So I and other members across the faculties and services say: Out with the good movies, in with the good science we can actually build on — OPEN science.

Sharing all research that is properly conducted is feasible and will increase validity of results. Moreover, it will lead to less research waste. We as a university could become the first university to share all our research output. All based on a realistic notion of a researcher: do not evaluate results based on whether they are easy to process, confirm your expectations, and whether they provide a good story — evaluate them on their methods.

But please please members of our university, do not expect this change open science to come easily or by magically installing a few policies!

It requires a cultural shift that branches out into the departments and even the individual researchers’ offices. Policies don’t necessarily result in behavior change.
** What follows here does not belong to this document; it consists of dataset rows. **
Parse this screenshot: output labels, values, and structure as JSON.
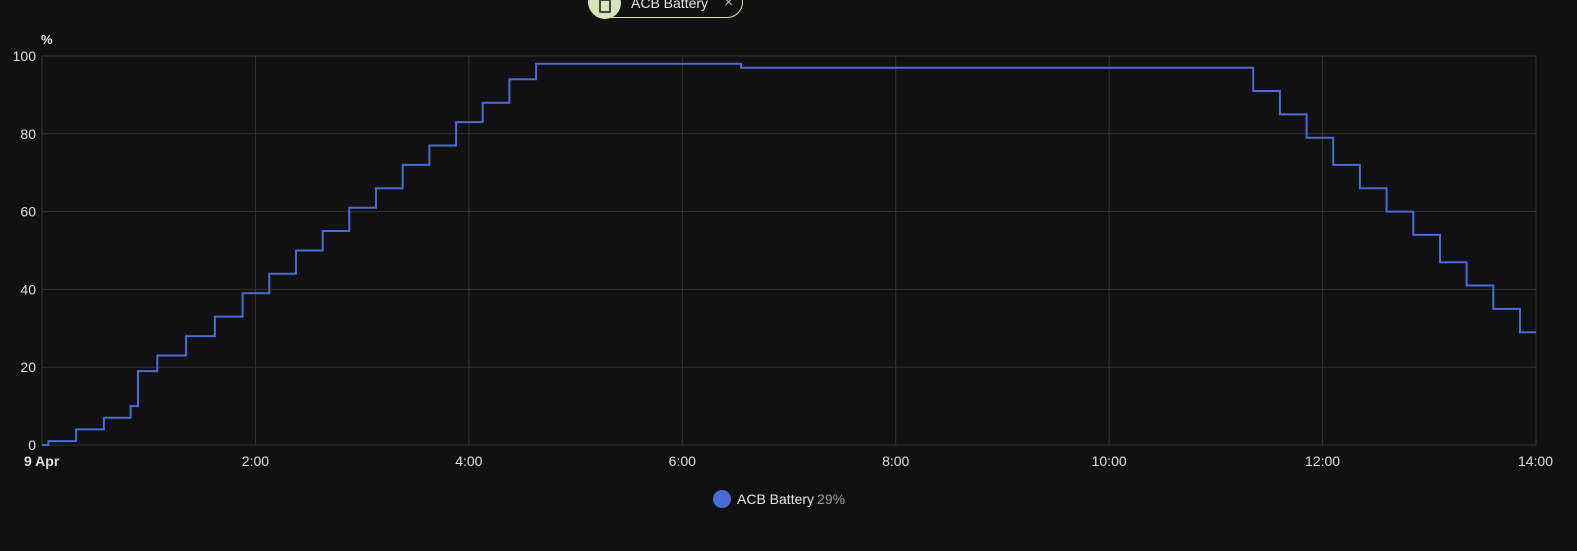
{
  "filter_chip": {
    "label": "ACB Battery",
    "icon": "battery-icon",
    "close_symbol": "×",
    "accent_color": "#d7e3b9"
  },
  "chart_data": {
    "type": "line",
    "step": true,
    "unit_label": "%",
    "ylim": [
      0,
      100
    ],
    "yticks": [
      0,
      20,
      40,
      60,
      80,
      100
    ],
    "xlim": [
      0,
      14
    ],
    "xticks": [
      {
        "value": 0,
        "label": "9 Apr",
        "bold": true
      },
      {
        "value": 2,
        "label": "2:00"
      },
      {
        "value": 4,
        "label": "4:00"
      },
      {
        "value": 6,
        "label": "6:00"
      },
      {
        "value": 8,
        "label": "8:00"
      },
      {
        "value": 10,
        "label": "10:00"
      },
      {
        "value": 12,
        "label": "12:00"
      },
      {
        "value": 14,
        "label": "14:00"
      }
    ],
    "grid": true,
    "series": [
      {
        "name": "ACB Battery",
        "color": "#4a6bd8",
        "x": [
          0,
          0.06,
          0.32,
          0.58,
          0.83,
          0.9,
          1.08,
          1.35,
          1.62,
          1.88,
          2.13,
          2.38,
          2.63,
          2.88,
          3.13,
          3.38,
          3.63,
          3.88,
          4.13,
          4.38,
          4.63,
          6.55,
          11.35,
          11.6,
          11.85,
          12.1,
          12.35,
          12.6,
          12.85,
          13.1,
          13.35,
          13.6,
          13.85,
          14.0
        ],
        "y": [
          0,
          1,
          4,
          7,
          10,
          19,
          23,
          28,
          33,
          39,
          44,
          50,
          55,
          61,
          66,
          72,
          77,
          83,
          88,
          94,
          98,
          97,
          91,
          85,
          79,
          72,
          66,
          60,
          54,
          47,
          41,
          35,
          29,
          29
        ]
      }
    ]
  },
  "legend": {
    "name": "ACB Battery",
    "value": "29%",
    "color": "#4a6bd8"
  }
}
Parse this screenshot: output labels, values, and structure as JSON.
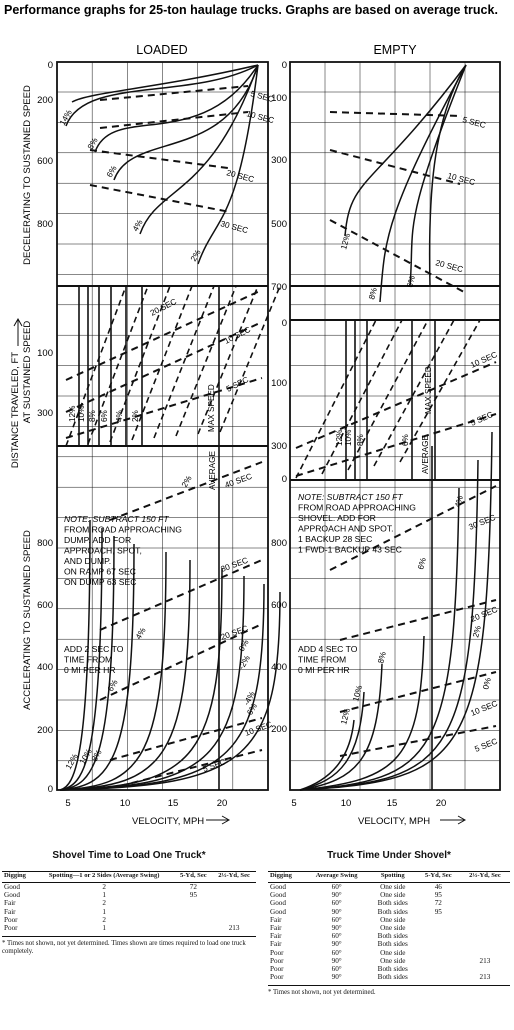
{
  "title": "Performance graphs for 25-ton haulage trucks. Graphs are based on average truck.",
  "chart_data": [
    {
      "type": "line",
      "title": "LOADED",
      "xlabel": "VELOCITY, MPH",
      "xticks": [
        "5",
        "10",
        "15",
        "20"
      ],
      "ylabel_top": "DECELERATING TO SUSTAINED SPEED",
      "ylabel_middle": "AT SUSTAINED SPEED",
      "ylabel_bottom": "ACCELERATING TO SUSTAINED SPEED",
      "ylabel_common": "DISTANCE TRAVELED, FT",
      "decel_yticks": [
        "0",
        "200",
        "600",
        "800"
      ],
      "sustained_yticks": [
        "100",
        "300"
      ],
      "accel_yticks": [
        "0",
        "200",
        "400",
        "600",
        "800"
      ],
      "decel_grade_labels": [
        "14%",
        "8%",
        "6%",
        "4%",
        "2%"
      ],
      "decel_time_labels": [
        "5 SEC",
        "10 SEC",
        "20 SEC",
        "30 SEC"
      ],
      "sustained_grade_labels": [
        "12%",
        "10%",
        "8%",
        "6%",
        "4%",
        "2%"
      ],
      "sustained_time_labels": [
        "5 SEC",
        "10 SEC",
        "20 SEC"
      ],
      "max_speed_label": "MAX SPEED",
      "accel_grade_labels": [
        "12%",
        "10%",
        "8%",
        "6%",
        "4%",
        "2%",
        "0%",
        "-2%",
        "-4%",
        "-6%"
      ],
      "accel_time_labels": [
        "5 SEC",
        "10 SEC",
        "20 SEC",
        "30 SEC",
        "40 SEC"
      ],
      "average_label": "AVERAGE",
      "note": [
        "NOTE: SUBTRACT 150 FT",
        "FROM ROAD APPROACHING",
        "DUMP. ADD FOR",
        "APPROACH, SPOT,",
        "AND DUMP.",
        "ON RAMP  67 SEC",
        "ON DUMP  63 SEC"
      ],
      "note2": [
        "ADD 2 SEC TO",
        "TIME FROM",
        "0 MI PER HR"
      ]
    },
    {
      "type": "line",
      "title": "EMPTY",
      "xlabel": "VELOCITY, MPH",
      "xticks": [
        "5",
        "10",
        "15",
        "20"
      ],
      "decel_yticks": [
        "0",
        "100",
        "300",
        "500",
        "700"
      ],
      "sustained_yticks": [
        "100",
        "300"
      ],
      "accel_yticks": [
        "0",
        "200",
        "400",
        "600",
        "800"
      ],
      "decel_grade_labels": [
        "12%",
        "8%",
        "6%"
      ],
      "decel_time_labels": [
        "5 SEC",
        "10 SEC",
        "20 SEC"
      ],
      "sustained_grade_labels": [
        "12%",
        "10%",
        "8%",
        "6%"
      ],
      "sustained_time_labels": [
        "5 SEC",
        "10 SEC"
      ],
      "max_speed_label": "MAX SPEED",
      "accel_grade_labels": [
        "12%",
        "10%",
        "8%",
        "6%",
        "4%",
        "2%",
        "0%"
      ],
      "accel_time_labels": [
        "5 SEC",
        "10 SEC",
        "20 SEC",
        "30 SEC"
      ],
      "average_label": "AVERAGE",
      "note": [
        "NOTE: SUBTRACT 150 FT",
        "FROM ROAD APPROACHING",
        "SHOVEL. ADD FOR",
        "APPROACH AND SPOT.",
        "1 BACKUP          28 SEC",
        "1 FWD-1 BACKUP 43 SEC"
      ],
      "note2": [
        "ADD 4 SEC TO",
        "TIME FROM",
        "0 MI PER HR"
      ]
    }
  ],
  "table_left": {
    "title": "Shovel Time to Load One Truck*",
    "headers": [
      "Digging",
      "Spotting—1 or 2 Sides (Average Swing)",
      "5-Yd, Sec",
      "2½-Yd, Sec"
    ],
    "rows": [
      [
        "Good",
        "2",
        "72",
        ""
      ],
      [
        "Good",
        "1",
        "95",
        ""
      ],
      [
        "Fair",
        "2",
        "",
        ""
      ],
      [
        "Fair",
        "1",
        "",
        ""
      ],
      [
        "Poor",
        "2",
        "",
        ""
      ],
      [
        "Poor",
        "1",
        "",
        "213"
      ]
    ],
    "footnote": "* Times not shown, not yet determined. Times shown are times required to load one truck completely."
  },
  "table_right": {
    "title": "Truck Time Under Shovel*",
    "headers": [
      "Digging",
      "Average Swing",
      "Spotting",
      "5-Yd, Sec",
      "2½-Yd, Sec"
    ],
    "rows": [
      [
        "Good",
        "60°",
        "One side",
        "46",
        ""
      ],
      [
        "Good",
        "90°",
        "One side",
        "95",
        ""
      ],
      [
        "Good",
        "60°",
        "Both sides",
        "72",
        ""
      ],
      [
        "Good",
        "90°",
        "Both sides",
        "95",
        ""
      ],
      [
        "Fair",
        "60°",
        "One side",
        "",
        ""
      ],
      [
        "Fair",
        "90°",
        "One side",
        "",
        ""
      ],
      [
        "Fair",
        "60°",
        "Both sides",
        "",
        ""
      ],
      [
        "Fair",
        "90°",
        "Both sides",
        "",
        ""
      ],
      [
        "Poor",
        "60°",
        "One side",
        "",
        ""
      ],
      [
        "Poor",
        "90°",
        "One side",
        "",
        "213"
      ],
      [
        "Poor",
        "60°",
        "Both sides",
        "",
        ""
      ],
      [
        "Poor",
        "90°",
        "Both sides",
        "",
        "213"
      ]
    ],
    "footnote": "* Times not shown, not yet determined."
  }
}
And as a researcher, I want to empirically demonstrate that policy doesn’t necessarily result in behavioral change.

Here is my Open Access audit for this university. Even though policies have been instated by the university board, progress is absent and we are actually doing worse at making our knowledge available to society than in 2012. This way we will not reach ANY of our Open Access goals we have set out.

Open Access audit Tilburg University; data and code: https://github.com/libscie/access-audit

Open Access audit Tilburg University; data and code: https://github.com/libscie/access-audit

In sum, let us advance science by making it open, which in turn will help us advance society. I will keep fighting for more open science. Anyone present, student or staff, I encourage you to do so as well. I am here to help.

Open science is out of the box, and it won’t go back in. The question is, what are we as a university going to do with that knowledge?